Pienso en la gente que fomenta remedios contra el insomnio. Al contrario, yo no quería dormirme. Estaba ansioso por ejercer y comprobar el poder que me había llegado con la enfermedad. Había un dicho por entonces, «Tener oído de tísico». En el silencio, oía lo que no oyen los demás mortales. No veía crecer la hierba, la oía crecer, y no me parece menor espabilo. El prosperar de la hierba, las ramas madres de los chopos alargándose hacia las ramas hijas para protegerlas del viento, la secreta formación de las tormentas cuando la bonanza era pronóstico unánime de los ancianos, la más leve subida del caudal del río en la amenaza de las crecidas oía.
Pero Dios, o quien corresponda, no nos da por las buenas un regalo así. Algo habría que pagarle. Había escuchas turbadoras. Los goznes cautelosos de puertas que se abren al expolio o a la infidelidad, a ver qué haces en tales casos, si denunciar o vivir con la conciencia abrumada. Y las alimañas. Por muy a salvo que te sepas en tu casa y en tu habitación, se te pueden erizar los pelos con el pisar del lobo sobre las brañas del monte vecino.
Pasaban los meses, ya no sé si los años, esa enfermedad usaba plazos así de largos. Lo que voy a contar fue justo con la llegada de la primavera. El día había estado glorioso de luz y buen aroma, las lavanderas cantando en el pedregal mientras removían sus sábanas en el agua para luego extenderlas sobre las piedras pulidas. La noche tardaba más que de costumbre, pero llegó la noche. Por primera vez desde que empezara mi historia clínica, una fiebre muy alta vino a sorprenderme, me bañó en sudor y delirio. No llamé. Por si me moría, quise despedirme apurando mis facultades secretas y entré en el convento de la Anunciada, que se otea desde mi balcón, allende el río y las huertas. La Anunciada era la clausura más cerrada en una ciudad de conventos, con monjas que en el siglo tuvieron apellidos de fuste, allí se recibían pliegos cerrados de Roma y el latín de sus rezos era el más elegante. Conque yo capté el andar de la procesión nocturna con sus hachones encendidos entre pinturas de Giotto y Tiziano, la escena no podía verla con los ojos pero los sentidos se ayudan unos a otros, y los salmos que escuchaba arrastraban ciertamente una cadencia que me iba poniendo en las venas el dulce mareo de la muerte.

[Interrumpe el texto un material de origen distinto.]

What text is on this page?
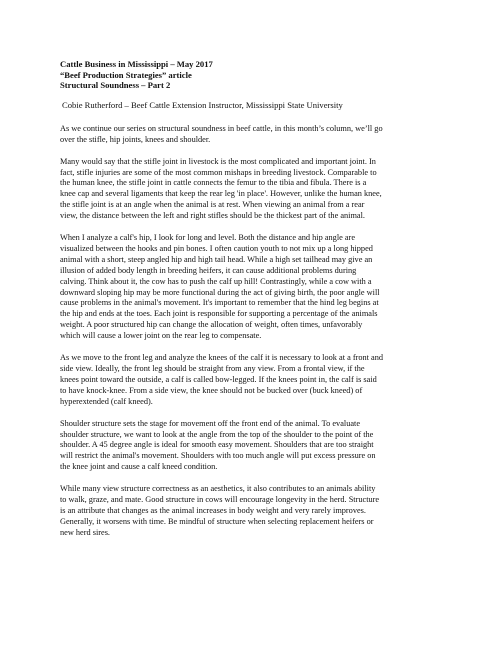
Cattle Business in Mississippi – May 2017

“Beef Production Strategies” article

Structural Soundness – Part 2

Cobie Rutherford – Beef Cattle Extension Instructor, Mississippi State University

As we continue our series on structural soundness in beef cattle, in this month’s column, we’ll go
over the stifle, hip joints, knees and shoulder.

Many would say that the stifle joint in livestock is the most complicated and important joint. In
fact, stifle injuries are some of the most common mishaps in breeding livestock. Comparable to
the human knee, the stifle joint in cattle connects the femur to the tibia and fibula. There is a
knee cap and several ligaments that keep the rear leg 'in place'. However, unlike the human knee,
the stifle joint is at an angle when the animal is at rest. When viewing an animal from a rear
view, the distance between the left and right stifles should be the thickest part of the animal.

When I analyze a calf's hip, I look for long and level. Both the distance and hip angle are
visualized between the hooks and pin bones. I often caution youth to not mix up a long hipped
animal with a short, steep angled hip and high tail head. While a high set tailhead may give an
illusion of added body length in breeding heifers, it can cause additional problems during
calving. Think about it, the cow has to push the calf up hill! Contrastingly, while a cow with a
downward sloping hip may be more functional during the act of giving birth, the poor angle will
cause problems in the animal's movement. It's important to remember that the hind leg begins at
the hip and ends at the toes. Each joint is responsible for supporting a percentage of the animals
weight. A poor structured hip can change the allocation of weight, often times, unfavorably
which will cause a lower joint on the rear leg to compensate.

As we move to the front leg and analyze the knees of the calf it is necessary to look at a front and
side view. Ideally, the front leg should be straight from any view. From a frontal view, if the
knees point toward the outside, a calf is called bow-legged. If the knees point in, the calf is said
to have knock-knee. From a side view, the knee should not be bucked over (buck kneed) of
hyperextended (calf kneed).

Shoulder structure sets the stage for movement off the front end of the animal. To evaluate
shoulder structure, we want to look at the angle from the top of the shoulder to the point of the
shoulder. A 45 degree angle is ideal for smooth easy movement. Shoulders that are too straight
will restrict the animal's movement. Shoulders with too much angle will put excess pressure on
the knee joint and cause a calf kneed condition.

While many view structure correctness as an aesthetics, it also contributes to an animals ability
to walk, graze, and mate. Good structure in cows will encourage longevity in the herd. Structure
is an attribute that changes as the animal increases in body weight and very rarely improves.
Generally, it worsens with time. Be mindful of structure when selecting replacement heifers or
new herd sires.
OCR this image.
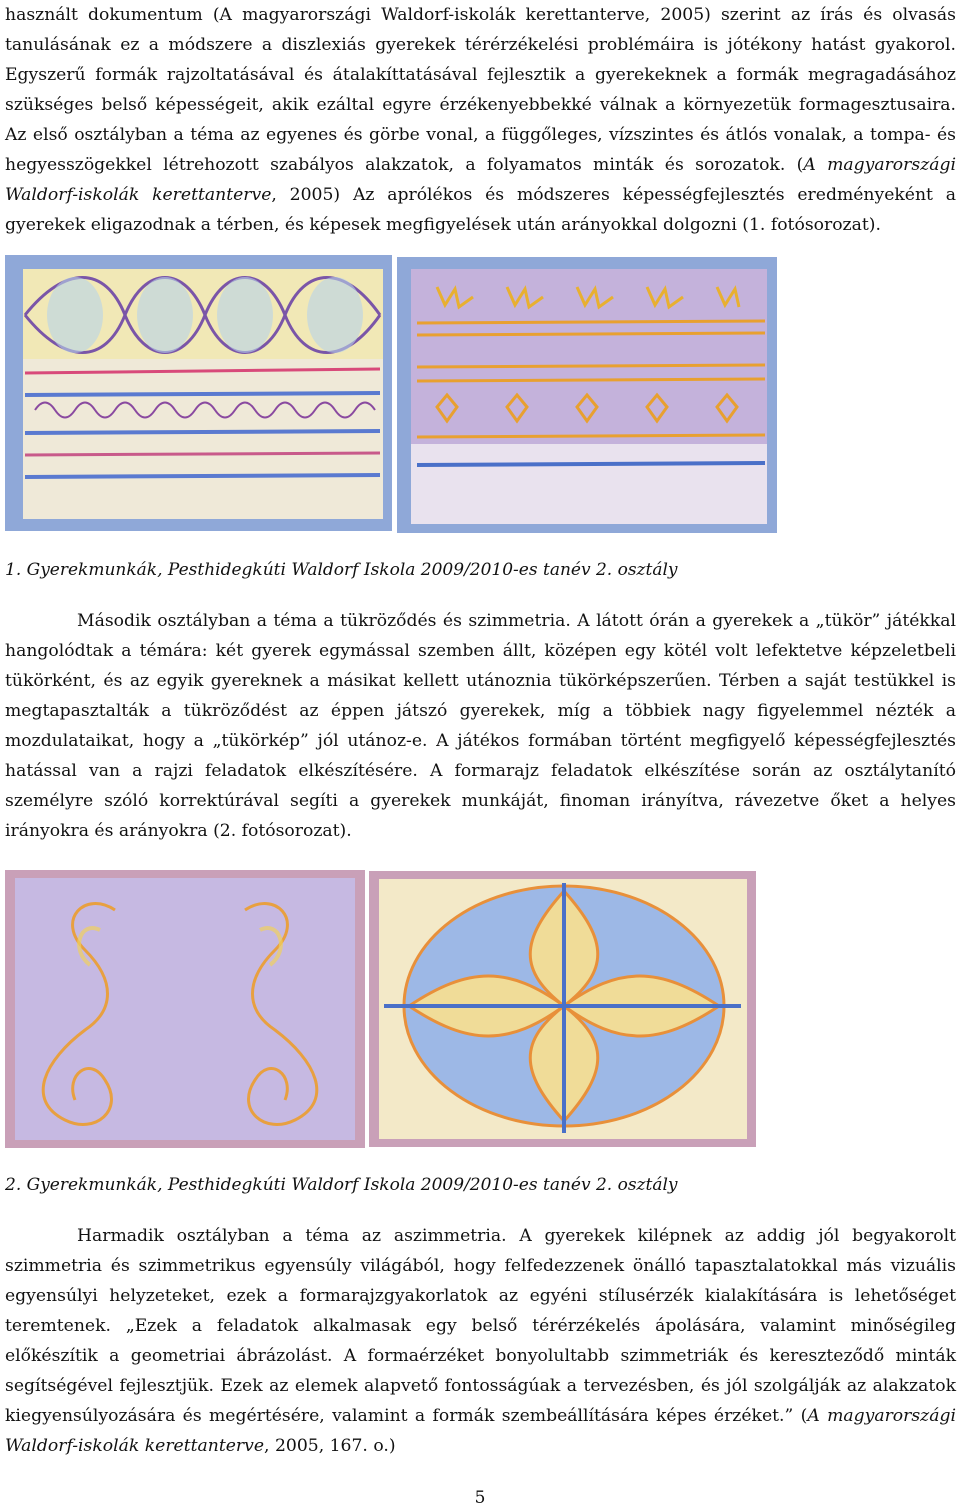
használt dokumentum (A magyarországi Waldorf-iskolák kerettanterve, 2005) szerint az írás és olvasás tanulásának ez a módszere a diszlexiás gyerekek térérzékelési problémáira is jótékony hatást gyakorol. Egyszerű formák rajzoltatásával és átalakíttatásával fejlesztik a gyerekeknek a formák megragadásához szükséges belső képességeit, akik ezáltal egyre érzékenyebbekké válnak a környezetük formagesztusaira. Az első osztályban a téma az egyenes és görbe vonal, a függőleges, vízszintes és átlós vonalak, a tompa- és hegyesszögekkel létrehozott szabályos alakzatok, a folyamatos minták és sorozatok. (A magyarországi Waldorf-iskolák kerettanterve, 2005) Az aprólékos és módszeres képességfejlesztés eredményeként a gyerekek eligazodnak a térben, és képesek megfigyelések után arányokkal dolgozni (1. fotósorozat).

1. Gyerekmunkák, Pesthidegkúti Waldorf Iskola 2009/2010-es tanév 2. osztály

Második osztályban a téma a tükröződés és szimmetria. A látott órán a gyerekek a „tükör” játékkal hangolódtak a témára: két gyerek egymással szemben állt, középen egy kötél volt lefektetve képzeletbeli tükörként, és az egyik gyereknek a másikat kellett utánoznia tükörképszerűen. Térben a saját testükkel is megtapasztalták a tükröződést az éppen játszó gyerekek, míg a többiek nagy figyelemmel nézték a mozdulataikat, hogy a „tükörkép” jól utánoz-e. A játékos formában történt megfigyelő képességfejlesztés hatással van a rajzi feladatok elkészítésére. A formarajz feladatok elkészítése során az osztálytanító személyre szóló korrektúrával segíti a gyerekek munkáját, finoman irányítva, rávezetve őket a helyes irányokra és arányokra (2. fotósorozat).

2. Gyerekmunkák, Pesthidegkúti Waldorf Iskola 2009/2010-es tanév 2. osztály

Harmadik osztályban a téma az aszimmetria. A gyerekek kilépnek az addig jól begyakorolt szimmetria és szimmetrikus egyensúly világából, hogy felfedezzenek önálló tapasztalatokkal más vizuális egyensúlyi helyzeteket, ezek a formarajzgyakorlatok az egyéni stílusérzék kialakítására is lehetőséget teremtenek. „Ezek a feladatok alkalmasak egy belső térérzékelés ápolására, valamint minőségileg előkészítik a geometriai ábrázolást. A formaérzéket bonyolultabb szimmetriák és kereszteződő minták segítségével fejlesztjük. Ezek az elemek alapvető fontosságúak a tervezésben, és jól szolgálják az alakzatok kiegyensúlyozására és megértésére, valamint a formák szembeállítására képes érzéket.” (A magyarországi Waldorf-iskolák kerettanterve, 2005, 167. o.)

5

Desperté a mediodía, entre sábanas que me parecieron fatigadas de siglos. Estaba limpio de fiebre y animoso como quien sale de la crisis en una dolencia aguda. El cuerpo me pedía un buen baño con Heno de Pravia. Me vestí de calle y me eché a la calle, que ya no era contemplar el río y el verdor, los vecinos andaban arriba y abajo con sus asuntos. Casi sentía vergüenza, como si por propia voluntad hubiera estado viviendo una pereza alimentada de sueños.

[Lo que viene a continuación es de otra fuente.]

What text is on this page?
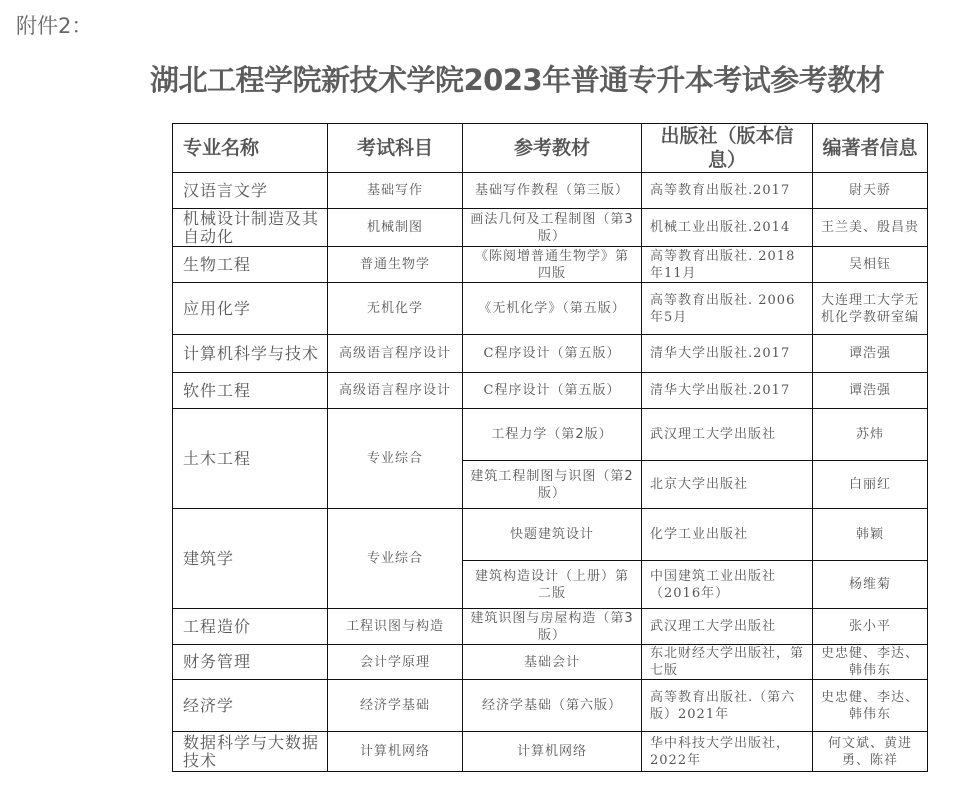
附件2：
湖北工程学院新技术学院2023年普通专升本考试参考教材
专业名称	考试科目	参考教材	出版社（版本信息）	编著者信息
汉语言文学	基础写作	基础写作教程（第三版）	高等教育出版社.2017	尉天骄
机械设计制造及其自动化	机械制图	画法几何及工程制图（第3版）	机械工业出版社.2014	王兰美、殷昌贵
生物工程	普通生物学	《陈阅增普通生物学》第四版	高等教育出版社. 2018年11月	吴相钰
应用化学	无机化学	《无机化学》（第五版）	高等教育出版社. 2006年5月	大连理工大学无机化学教研室编
计算机科学与技术	高级语言程序设计	C程序设计（第五版）	清华大学出版社.2017	谭浩强
软件工程	高级语言程序设计	C程序设计（第五版）	清华大学出版社.2017	谭浩强
土木工程	专业综合	工程力学（第2版）	武汉理工大学出版社	苏炜
		建筑工程制图与识图（第2版）	北京大学出版社	白丽红
建筑学	专业综合	快题建筑设计	化学工业出版社	韩颖
		建筑构造设计（上册）第二版	中国建筑工业出版社（2016年）	杨维菊
工程造价	工程识图与构造	建筑识图与房屋构造（第3版）	武汉理工大学出版社	张小平
财务管理	会计学原理	基础会计	东北财经大学出版社，第七版	史忠健、李达、韩伟东
经济学	经济学基础	经济学基础（第六版）	高等教育出版社.（第六版）2021年	史忠健、李达、韩伟东
数据科学与大数据技术	计算机网络	计算机网络	华中科技大学出版社，2022年	何文斌、黄进勇、陈祥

Cogí el autobús de línea y el especialista me dijo sin quitarse el delantal de los rayos X:
—La lesión está curada y lleva tiempo curada. Podía haber venido antes a que le diésemos el alta.
Era un tipo desaborido que hablaba entre dientes, ni siquiera me dijo me alegro. O quizá me lo dijo y yo no alcancé a oírselo.